= Fan magazine =

A fan magazine is a commercially written and published magazine intended for the amusement of fans of the popular culture subject matter that it covers. It is distinguished from a scholarly, literary or trade magazine on the one hand, by the target audience of its contents, and from a fanzine on the other, by the commercial and for-profit nature of its production and distribution. Scholarly works on popular culture and fandoms do not always make this terminological distinction clear. In some relevant works, fanzines are called "fan magazines", possibly because the term "fanzine" is seen as slang.

American examples include Photoplay, Motion Picture Magazine, Modern Screen, Sports Illustrated and Cinefantastique.

== Film fan magazines ==

=== Content ===

The film fan magazines focused on promoting films and movie stars in a certain way, and in exchange for this control, the studios would purchase plentiful advertisements.
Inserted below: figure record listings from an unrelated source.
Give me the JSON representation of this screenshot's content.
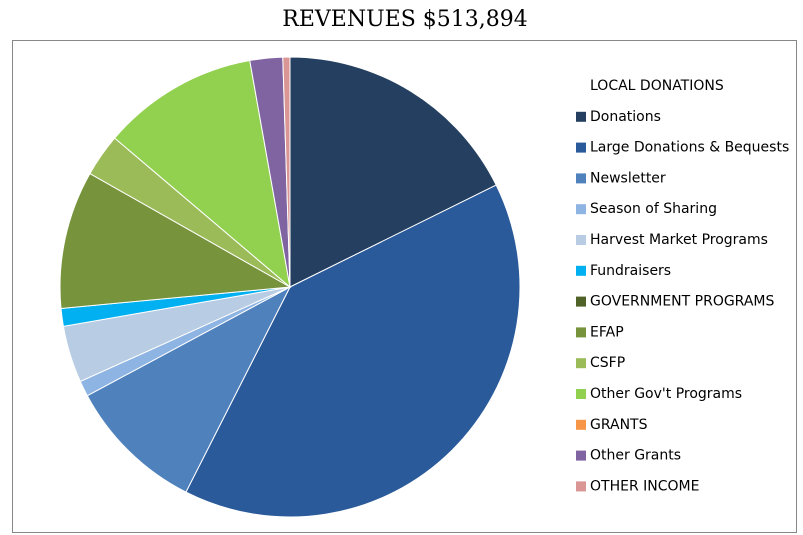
{
  "chart_data": {
    "type": "pie",
    "title": "REVENUES $513,894",
    "categories": [
      "LOCAL DONATIONS",
      "Donations",
      "Large Donations & Bequests",
      "Newsletter",
      "Season of Sharing",
      "Harvest Market Programs",
      "Fundraisers",
      "GOVERNMENT PROGRAMS",
      "EFAP",
      "CSFP",
      "Other Gov't Programs",
      "GRANTS",
      "Other Grants",
      "OTHER INCOME"
    ],
    "values": [
      0,
      17.7,
      39.8,
      9.7,
      1.1,
      4,
      1.25,
      0,
      9.7,
      3,
      11,
      0,
      2.3,
      0.5
    ],
    "colors": [
      "#ffffff",
      "#243f60",
      "#2a5a9a",
      "#4f81bd",
      "#8db4e2",
      "#b8cce4",
      "#00b0f0",
      "#4f6228",
      "#77933c",
      "#9bbb59",
      "#92d050",
      "#f79646",
      "#8064a2",
      "#d99694"
    ],
    "legend": "right"
  }
}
Well known gossip columnists like Hedda Hopper, Walter Winchell, and Louella Parsons, among others, were published in various fan magazines. Readers of the fan magazines enjoyed reading about their favorite celebrities in "candid" articles supposedly penned by the stars themselves, even though they were most likely written by press agents and usually served to defend recent behavior or deflect rumors. The reporting on stars in this period by Photoplay and others was often positive due to the studios' influence over the publications.

== Photoplay ==

Photoplay was one of the first American film fan magazines. Founded in Chicago in 1911 by Macfadden Publications, Photoplay was founded the same year as Stuart Blackton's Motion Picture Story, a similar publication. Photoplay, as one of the first and most popular fan magazines, is credited as the originator of celebrity media. Photoplay was published from 1911 until 1980, at several points merging with other publications.

Other fan magazines include Modern Screen and Cinefantastique.

== Confidential ==

Confidential was founded in 1952 by Robert Harrison and published until 1978.

More of a tabloid than a fan magazines because of its salacious content and irreverent celebrity gossip. Unlike other fan magazines, Confidential did not cooperate with the studios allowing for more scandalous content. Contrary to its reputation for double-checking its facts, the magazine knowingly published unverified allegations which opened themselves up to libel suits.